Expanded Security Maintenance for Applications is not enabled.

0 updates can be applied immediately.

Enable ESM Apps to receive additional future security updates.
See https://ubuntu.com/esm or run: sudo pro status

Last login: Tue Jun 25 14:51:23 2024 from 10.62.171.22
ubuntu@chr-uat2:~$
manztihagi commented 6 days ago

Additional Information:

docker0 and br-ee3a547b610b has been gone after full restart.

But for multipass list still can't get in

chr@chr:~$ sudo lxc list --project=multipass
[sudo] password for chr:
+------------+---------+-----------------------+------------------------------------------------+-----------------+-----------+
|    NAME    |  STATE  |         IPV4          |                      IPV6                      |      TYPE       | SNAPSHOTS |
+------------+---------+-----------------------+------------------------------------------------+-----------------+-----------+
| chr-uat    | RUNNING | 10.67.90.39 (enp5s0)  | fd42:d158:353c:6900:5054:ff:fe11:13bf (enp5s0) | VIRTUAL-MACHINE | 0         |
+------------+---------+-----------------------+------------------------------------------------+-----------------+-----------+
| chr-uat2   | RUNNING | 10.67.90.103 (enp5s0) | fd42:d158:353c:6900:5054:ff:fec8:1c57 (enp5s0) | VIRTUAL-MACHINE | 0         |
+------------+---------+-----------------------+------------------------------------------------+-----------------+-----------+
| chr-uatweb | STOPPED |                       |                                                | VIRTUAL-MACHINE | 0         |
+------------+---------+-----------------------+------------------------------------------------+-----------------+-----------+
chr@chr:~$ multipass list
list failed: Could not determine IP address within 120000ms
chr@chr:~$

network leases of mpbr0

chr@chr:~$ sudo lxc --project=multipass network list-leases mpbr0
+------------+-------------------+---------------------------------------+---------+
|  HOSTNAME  |    MAC ADDRESS    |              IP ADDRESS               |  TYPE   |
+------------+-------------------+---------------------------------------+---------+
| chr-uat    | 52:54:00:11:13:bf | fd42:d158:353c:6900:5054:ff:fe11:13bf | DYNAMIC |
+------------+-------------------+---------------------------------------+---------+
| chr-uat2   | 52:54:00:c8:1c:57 | 10.67.90.103                          | DYNAMIC |
+------------+-------------------+---------------------------------------+---------+
| chr-uat2   | 52:54:00:c8:1c:57 | fd42:d158:353c:6900:5054:ff:fec8:1c57 | DYNAMIC |
+------------+-------------------+---------------------------------------+---------+
| chr-uatweb | 52:54:00:fc:87:37 | fd42:d158:353c:6900:5054:ff:fefc:8737 | DYNAMIC |
+------------+-------------------+---------------------------------------+---------+
chr@chr:~$

and log not much helpful

chr@chr:~$ sudo journalctl -a -b0 -f -u snap.multipass.*
Jun 28 09:55:09 chr multipassd[1049]: Using the 'multipass' storage pool.
Jun 28 09:55:09 chr multipassd[1049]: chr-uat2 needs starting.

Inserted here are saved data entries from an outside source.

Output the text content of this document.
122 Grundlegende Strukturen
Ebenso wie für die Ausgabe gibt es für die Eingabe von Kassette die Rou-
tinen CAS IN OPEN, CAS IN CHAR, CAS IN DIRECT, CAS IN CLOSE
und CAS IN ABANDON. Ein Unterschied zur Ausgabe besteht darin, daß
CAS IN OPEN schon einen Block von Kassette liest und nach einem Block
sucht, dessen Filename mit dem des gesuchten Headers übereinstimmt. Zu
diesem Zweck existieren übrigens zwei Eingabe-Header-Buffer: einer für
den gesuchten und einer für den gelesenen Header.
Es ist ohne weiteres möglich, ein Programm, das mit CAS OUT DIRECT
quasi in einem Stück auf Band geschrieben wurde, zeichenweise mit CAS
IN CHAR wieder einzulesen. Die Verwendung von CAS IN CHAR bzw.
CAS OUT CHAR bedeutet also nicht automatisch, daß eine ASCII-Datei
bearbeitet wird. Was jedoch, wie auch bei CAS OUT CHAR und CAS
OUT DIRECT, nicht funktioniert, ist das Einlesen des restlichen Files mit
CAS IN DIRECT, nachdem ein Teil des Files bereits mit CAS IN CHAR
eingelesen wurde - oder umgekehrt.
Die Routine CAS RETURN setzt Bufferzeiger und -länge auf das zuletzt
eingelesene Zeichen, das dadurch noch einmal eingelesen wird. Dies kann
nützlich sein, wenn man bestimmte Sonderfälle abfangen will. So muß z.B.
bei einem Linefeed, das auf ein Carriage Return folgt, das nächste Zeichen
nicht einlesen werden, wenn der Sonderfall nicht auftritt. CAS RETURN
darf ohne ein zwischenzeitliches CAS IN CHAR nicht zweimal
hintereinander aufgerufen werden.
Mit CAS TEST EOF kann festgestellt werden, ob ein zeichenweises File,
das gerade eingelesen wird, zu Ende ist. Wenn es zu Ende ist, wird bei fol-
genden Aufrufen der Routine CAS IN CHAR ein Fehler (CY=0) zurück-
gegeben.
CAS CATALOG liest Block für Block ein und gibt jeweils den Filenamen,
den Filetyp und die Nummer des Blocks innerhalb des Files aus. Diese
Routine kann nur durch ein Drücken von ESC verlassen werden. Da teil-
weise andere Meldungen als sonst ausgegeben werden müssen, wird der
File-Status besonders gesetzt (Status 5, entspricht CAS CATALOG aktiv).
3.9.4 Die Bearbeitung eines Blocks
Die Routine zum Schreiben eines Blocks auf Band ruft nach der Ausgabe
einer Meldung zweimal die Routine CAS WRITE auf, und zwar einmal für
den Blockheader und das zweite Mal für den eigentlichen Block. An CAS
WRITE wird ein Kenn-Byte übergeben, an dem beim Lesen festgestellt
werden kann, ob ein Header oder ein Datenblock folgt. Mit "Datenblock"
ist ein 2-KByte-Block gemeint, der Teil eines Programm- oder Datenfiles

Starting now...
Jun 28 09:55:11 chr multipassd[1049]: Waiting for SSH to be up
Jun 28 09:55:12 chr multipassd[1049]: Starting Multipass 1.13.1
Jun 28 09:55:12 chr multipassd[1049]: Daemon arguments: /snap/multipass/12710/bin/multipassd --verbosity debug --logger platform
ricab commented 6 days ago

Hi again @manztihagi. To list instances, Multipass tries to obtain their IPs. With the LXD driver, that is done with the same API that lxc list-leases uses. For some reason, LXD is unable to return the lease for that VM. I suggest you create a new issue with LXD linking back to this one. Since Docker was involved, there's a chance that they know what the issue/solution is right away.

As far as Multipass is concerned, we already retry asking for the lease repeatedly, until that timeout occurs. We could probably reduce that timeout a little or skip the faulty instance and list the rest, but the underlying issue would remain.